Gravity is the best movie I've seen in a long time. I don't recommend that you wait for this to come out on DVD, because this is the sort of movie that should be seen on a big screen.
The movie opens to a beautiful shot of astronauts at work near the Hubbel telescope making some repairs. Disaster strikes as the area is showered with debris and the space shuttle is destroyed. What follows is some of the most convincing shots of people navigating in zero gravity I've seen yet, as well as some really breathtaking shots of objects spinning in space while terrified astronauts try to catch hold and survive.
Interestingly, Buzz Aldrin liked the movie but his one criticism was that the pictures of Earth were too clear. In reality more of the Earth would have been obscured with clouds or difficult to see. I think I can live with the unrealistic clarity.

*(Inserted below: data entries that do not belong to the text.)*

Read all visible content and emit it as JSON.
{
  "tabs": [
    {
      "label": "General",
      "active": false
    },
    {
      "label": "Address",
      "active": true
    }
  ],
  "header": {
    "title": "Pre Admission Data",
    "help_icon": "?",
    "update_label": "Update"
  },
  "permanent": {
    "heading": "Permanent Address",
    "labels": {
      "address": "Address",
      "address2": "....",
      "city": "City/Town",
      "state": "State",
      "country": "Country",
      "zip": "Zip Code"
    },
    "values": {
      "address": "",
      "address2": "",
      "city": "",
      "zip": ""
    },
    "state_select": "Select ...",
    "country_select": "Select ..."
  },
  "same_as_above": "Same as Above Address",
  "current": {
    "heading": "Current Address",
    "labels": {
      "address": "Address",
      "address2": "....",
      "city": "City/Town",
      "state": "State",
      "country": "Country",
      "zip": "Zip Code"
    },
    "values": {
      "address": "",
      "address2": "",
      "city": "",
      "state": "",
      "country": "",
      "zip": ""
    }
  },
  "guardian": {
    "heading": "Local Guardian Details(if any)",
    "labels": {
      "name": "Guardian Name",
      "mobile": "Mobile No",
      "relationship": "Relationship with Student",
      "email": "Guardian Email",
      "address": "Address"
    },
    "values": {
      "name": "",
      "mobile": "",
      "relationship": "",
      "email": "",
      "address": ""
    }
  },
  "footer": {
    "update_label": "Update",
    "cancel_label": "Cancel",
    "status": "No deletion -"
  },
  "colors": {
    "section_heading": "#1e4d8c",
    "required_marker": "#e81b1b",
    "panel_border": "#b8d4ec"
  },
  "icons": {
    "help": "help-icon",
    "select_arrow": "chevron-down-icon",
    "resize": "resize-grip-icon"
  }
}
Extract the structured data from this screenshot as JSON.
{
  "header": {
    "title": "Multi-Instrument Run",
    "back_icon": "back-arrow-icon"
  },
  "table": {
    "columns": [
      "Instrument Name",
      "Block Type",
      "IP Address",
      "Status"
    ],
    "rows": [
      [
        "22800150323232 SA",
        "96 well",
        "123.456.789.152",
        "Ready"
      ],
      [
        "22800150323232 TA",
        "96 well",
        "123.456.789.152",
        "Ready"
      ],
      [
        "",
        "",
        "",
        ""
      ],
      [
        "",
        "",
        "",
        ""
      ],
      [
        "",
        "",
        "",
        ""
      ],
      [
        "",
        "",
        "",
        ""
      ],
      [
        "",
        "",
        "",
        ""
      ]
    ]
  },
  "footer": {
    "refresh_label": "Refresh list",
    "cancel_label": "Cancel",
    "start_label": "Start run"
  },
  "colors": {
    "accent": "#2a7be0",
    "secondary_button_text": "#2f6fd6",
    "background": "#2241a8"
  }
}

The plot is actually very simple, though effective. The thing that makes the movie impressive is the way it puts you in the metaphorical shoes of two astronauts who watch their shuttle be destroyed, and their struggle to survive. Sandra Bullock does a good job portraying the stress that an inexperienced astronaut, or really almost anyone, would feel when their ride home explodes and they are sent hurtling through space.
The movie has been a major box office success. I have to confess that when I found this out, I thought the same thing that Neil DeGrasse Tyson evidently tweeted about later, after pointing out some of the scientific innacuracies which cropped up in the film.
Neil Tyson under hashtag- Mysteries of #Gravity: Why we enjoy a SciFi film set in make-believe space more than we enjoy actual people set in real space.
When you watch their ship explode, consider this: The space shuttle has been retired, and we have not replaced it. Clearly this story is set in the past, because it couldn't possibly happen today.
When Curiosity landed on Mars, the public was thrilled and engaged. Despite this, we have essentially refused to fund NASA to the point that their operations in space are very limited. In fact, with the sequester level spending that has been set at his time, scientific development across the board has been severely set back.
Increasingly, American scientists are thinking of leaving the country in order to be able to continue pursuing their projects. At this point, if the Republicans agree to fund our government at all, they propose to continue the sequestor for another year, which will mean another year that all these scientists are out of work. That is exactly what the current "Clean CR" being proposed means.
In the future, when you hear of attempts to exploit space commercially or travel to parts of the solar system we've never been, there's one thing you can count of. It won't be us. It might be Elon Musk, or China, or the EU. But we are no longer in the business of leading the world. We no longer even keep up.